Pelatihan yang mengusung tema Public Speaking and Leadership itu dihadiri langsung Kepala Kejaksaan Tinggi Sulawesi Selatan, Dr. Sila H. Pulungan, S.H., M.H., serta diikuti para Kajari dan Aspidsus dari delapan wilayah hukum, yakni Sulawesi Selatan, Sulawesi Utara, Sulawesi Tengah, Sulawesi Barat, Gorontalo, Maluku Utara, Papua Barat, dan Papua.

Program tersebut menjadi bagian dari upaya Kejaksaan Agung memperkuat kapasitas kepemimpinan aparatur penegak hukum, khususnya para pimpinan satuan kerja di bidang tindak pidana khusus yang menangani perkara-perkara strategis dan menjadi perhatian masyarakat.
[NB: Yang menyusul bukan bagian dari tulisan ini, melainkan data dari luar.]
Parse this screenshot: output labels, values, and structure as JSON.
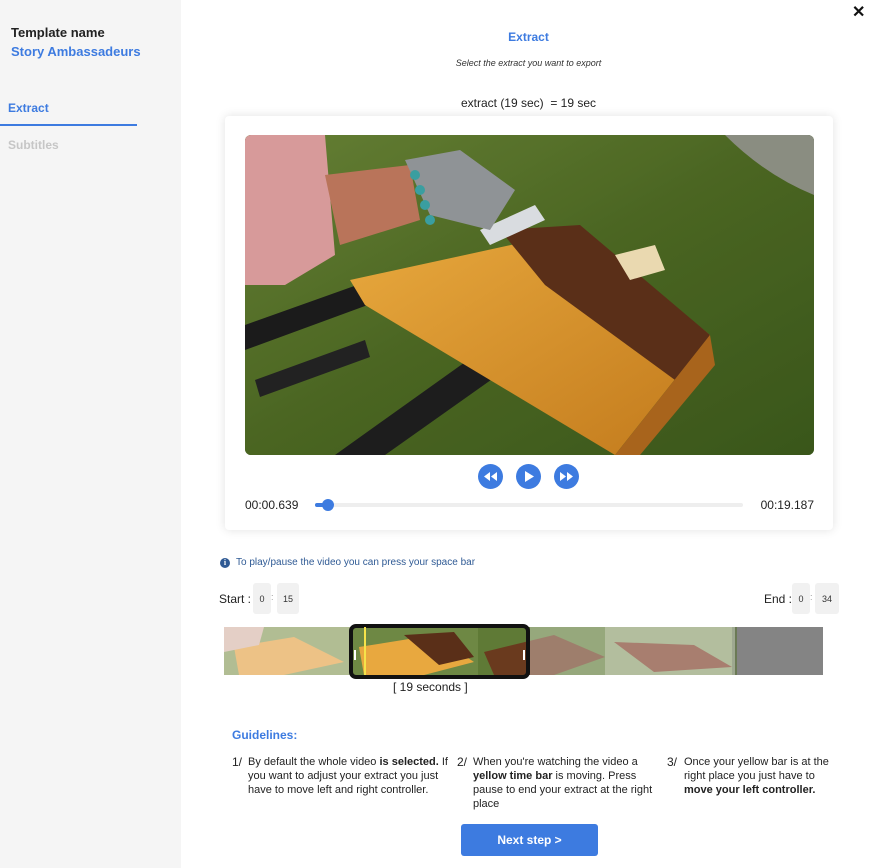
{
  "sidebar": {
    "template_label": "Template name",
    "template_value": "Story Ambassadeurs",
    "tabs": [
      {
        "label": "Extract",
        "active": true
      },
      {
        "label": "Subtitles",
        "active": false
      }
    ]
  },
  "close_icon": "close-icon",
  "header": {
    "title": "Extract",
    "subtitle": "Select the extract you want to export",
    "duration": "extract (19 sec)  = 19 sec"
  },
  "player": {
    "current_time": "00:00.639",
    "end_time": "00:19.187",
    "progress_fraction": 0.03,
    "controls": [
      "rewind-icon",
      "play-icon",
      "fast-forward-icon"
    ]
  },
  "info_text": "To play/pause the video you can press your space bar",
  "range": {
    "start_label": "Start :",
    "start_min": "0",
    "start_sec": "15",
    "end_label": "End :",
    "end_min": "0",
    "end_sec": "34",
    "separator": ":"
  },
  "timeline": {
    "selection_label": "[ 19 seconds ]"
  },
  "guidelines": {
    "title": "Guidelines:",
    "items": [
      {
        "num": "1/",
        "pre": "By default the whole video ",
        "bold": "is selected.",
        "post": " If you want to adjust your extract you just have to move left and right controller."
      },
      {
        "num": "2/",
        "pre": "When you're watching the video a ",
        "bold": "yellow time bar",
        "post": " is moving. Press pause to end your extract at the right place"
      },
      {
        "num": "3/",
        "pre": "Once your yellow bar is at the right place you just have to ",
        "bold": "move your left controller.",
        "post": ""
      }
    ]
  },
  "next_button": "Next step >",
  "colors": {
    "accent": "#3d7be0",
    "sidebar_bg": "#f5f5f5",
    "playhead": "#f6e34a"
  }
}
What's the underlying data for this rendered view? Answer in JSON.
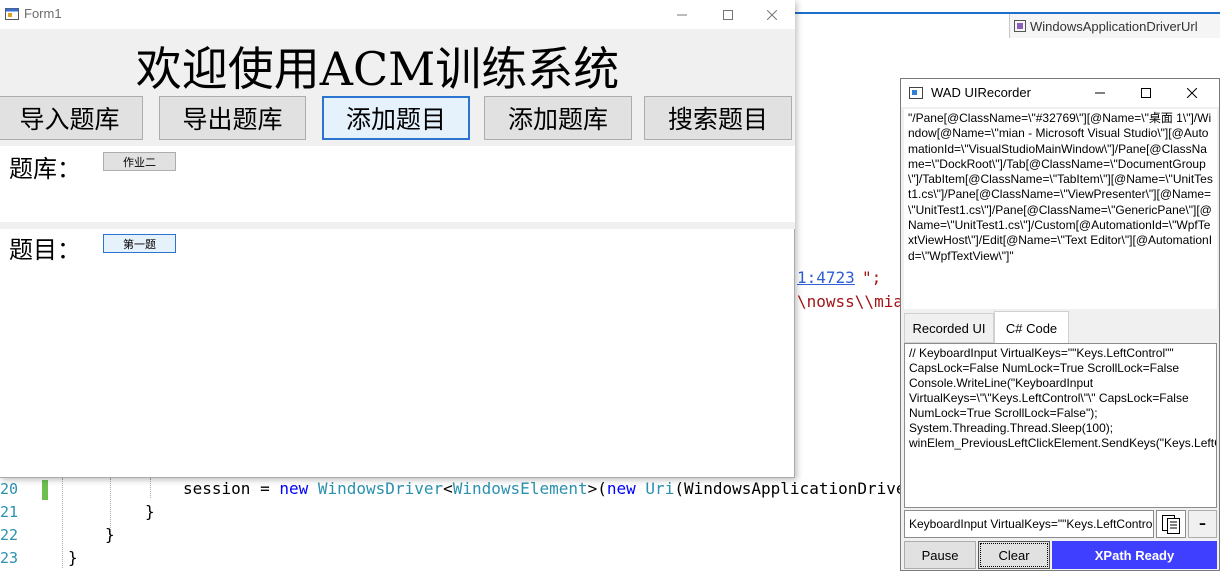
{
  "vs": {
    "nav_combo": "WindowsApplicationDriverUrl",
    "fragments": {
      "url": "1:4723",
      "url_end": "\";",
      "path": "\\nowss\\\\mia",
      "path_end": "i"
    },
    "line_numbers": [
      "20",
      "21",
      "22",
      "23"
    ],
    "code": {
      "l1_pre": "session = ",
      "l1_new": "new",
      "l1_type1": "WindowsDriver",
      "l1_lt": "<",
      "l1_type2": "WindowsElement",
      "l1_mid": ">(",
      "l1_new2": "new",
      "l1_type3": "Uri",
      "l1_post": "(WindowsApplicationDriver",
      "l2": "}",
      "l3": "}",
      "l4": "}"
    }
  },
  "form1": {
    "title": "Form1",
    "welcome": "欢迎使用ACM训练系统",
    "buttons": {
      "import_bank": "导入题库",
      "export_bank": "导出题库",
      "add_problem": "添加题目",
      "add_bank": "添加题库",
      "search_problem": "搜索题目"
    },
    "bank_label": "题库：",
    "bank_item": "作业二",
    "problem_label": "题目：",
    "problem_item": "第一题"
  },
  "wad": {
    "title": "WAD UIRecorder",
    "xpath": "\"/Pane[@ClassName=\\\"#32769\\\"][@Name=\\\"桌面 1\\\"]/Window[@Name=\\\"mian - Microsoft Visual Studio\\\"][@AutomationId=\\\"VisualStudioMainWindow\\\"]/Pane[@ClassName=\\\"DockRoot\\\"]/Tab[@ClassName=\\\"DocumentGroup\\\"]/TabItem[@ClassName=\\\"TabItem\\\"][@Name=\\\"UnitTest1.cs\\\"]/Pane[@ClassName=\\\"ViewPresenter\\\"][@Name=\\\"UnitTest1.cs\\\"]/Pane[@ClassName=\\\"GenericPane\\\"][@Name=\\\"UnitTest1.cs\\\"]/Custom[@AutomationId=\\\"WpfTextViewHost\\\"]/Edit[@Name=\\\"Text Editor\\\"][@AutomationId=\\\"WpfTextView\\\"]\"",
    "tabs": {
      "recorded": "Recorded UI",
      "csharp": "C# Code"
    },
    "code": "// KeyboardInput VirtualKeys=\"\"Keys.LeftControl\"\" CapsLock=False NumLock=True ScrollLock=False Console.WriteLine(\"KeyboardInput VirtualKeys=\\\"\\\"Keys.LeftControl\\\"\\\" CapsLock=False NumLock=True ScrollLock=False\"); System.Threading.Thread.Sleep(100); winElem_PreviousLeftClickElement.SendKeys(\"Keys.LeftControl\");",
    "status_input": "KeyboardInput VirtualKeys=\"\"Keys.LeftControl\"\"",
    "collapse": "–",
    "pause": "Pause",
    "clear": "Clear",
    "xpath_ready": "XPath Ready"
  }
}
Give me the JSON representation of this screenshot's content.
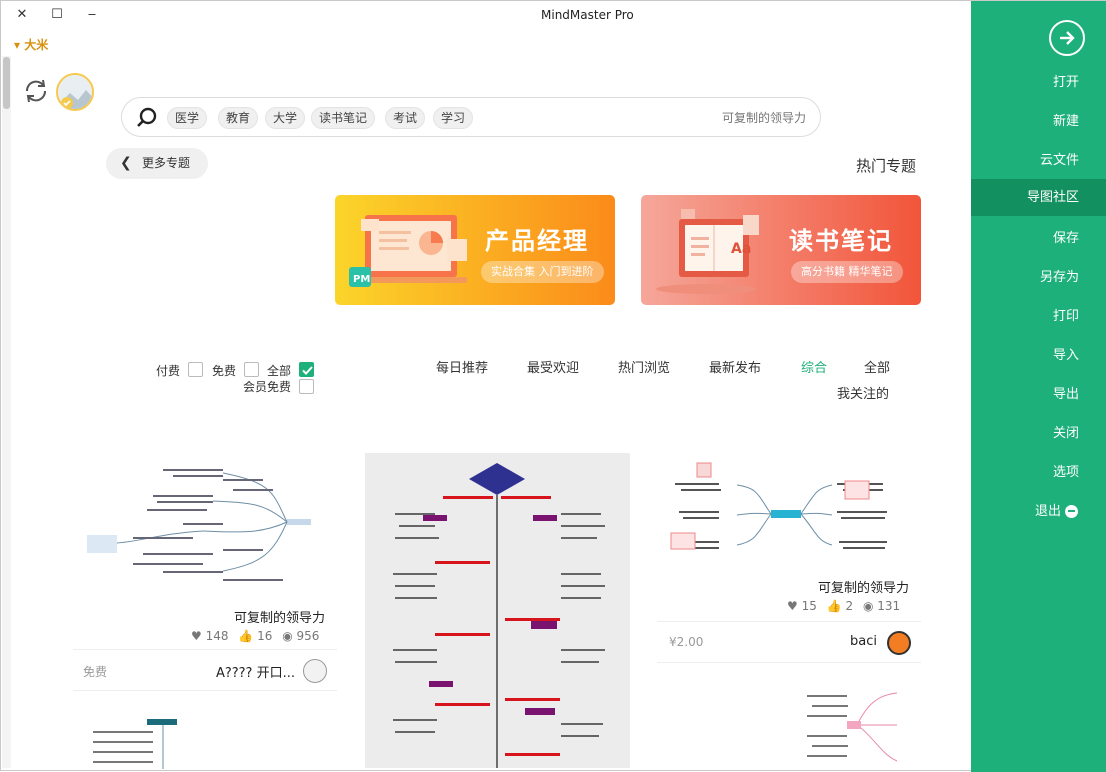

Ketua Pelaksana kegiatan, Andi Herman, menjelaskan bahwa pelatihan dirancang untuk meningkatkan kompetensi kepemimpinan, memperkuat kemampuan komunikasi publik, serta membangun strategi penyampaian informasi yang efektif kepada masyarakat.

Menurutnya, pejabat di lingkungan tindak pidana khusus tidak hanya dituntut memiliki kemampuan teknis dalam menangani perkara, tetapi juga harus mampu menyampaikan informasi secara tepat, akurat, dan bertanggung jawab di ruang publik.

BACA JUGA  Kejagung Periksa 22 Saksi Terkait Sejumlah Kasus Korupsi

“Pelatihan ini bertujuan meningkatkan kapasitas kepemimpinan sekaligus memperkuat kemampuan komunikasi para pimpinan satuan kerja agar mampu menjawab tantangan penegakan hukum yang semakin kompleks,” ujarnya.

Dalam arahannya, Jampidsus Febrie Adriansyah menegaskan bahwa pelatihan tersebut bukan sekadar agenda seremonial ataupun pelatihan berbicara di depan umum.

Ia menyebut kegiatan tersebut merupakan langkah strategis untuk menyamakan visi kepemimpinan, meningkatkan kualitas penanganan perkara tindak pidana khusus, memperkuat komunikasi publik, serta membangun kepercayaan masyarakat terhadap institusi Kejaksaan.

Menurut Febrie, keberhasilan penegakan hukum tidak hanya ditentukan oleh kualitas penyidikan dan penuntutan, tetapi juga kemampuan institusi dalam mengelola komunikasi kepada masyarakat.

Ia mengingatkan bahwa kegagalan membangun komunikasi publik dapat memengaruhi citra lembaga penegak hukum, sebab komunikasi merupakan bagian penting dalam membangun kepercayaan publik.

“Komunikasi bukan hanya menyampaikan informasi, tetapi juga menjadi instrumen keadilan. Kepercayaan masyarakat merupakan aset yang harus dijaga oleh seluruh insan Adhyaksa,” tegasnya.

Lebih lanjut, Febrie menekankan bahwa kepemimpinan merupakan fondasi utama dalam membentuk karakter seorang pejabat.

Menurutnya, seorang pemimpin tidak cukup hanya memiliki kewenangan, tetapi harus mampu menunjukkan integritas, profesionalisme, keberanian mengambil keputusan, serta tanggung jawab dalam menjalankan amanah.

“Kepemimpinan yang baik akan melahirkan pribadi yang mampu menjalankan tugas secara profesional dan dapat diandalkan,” katanya.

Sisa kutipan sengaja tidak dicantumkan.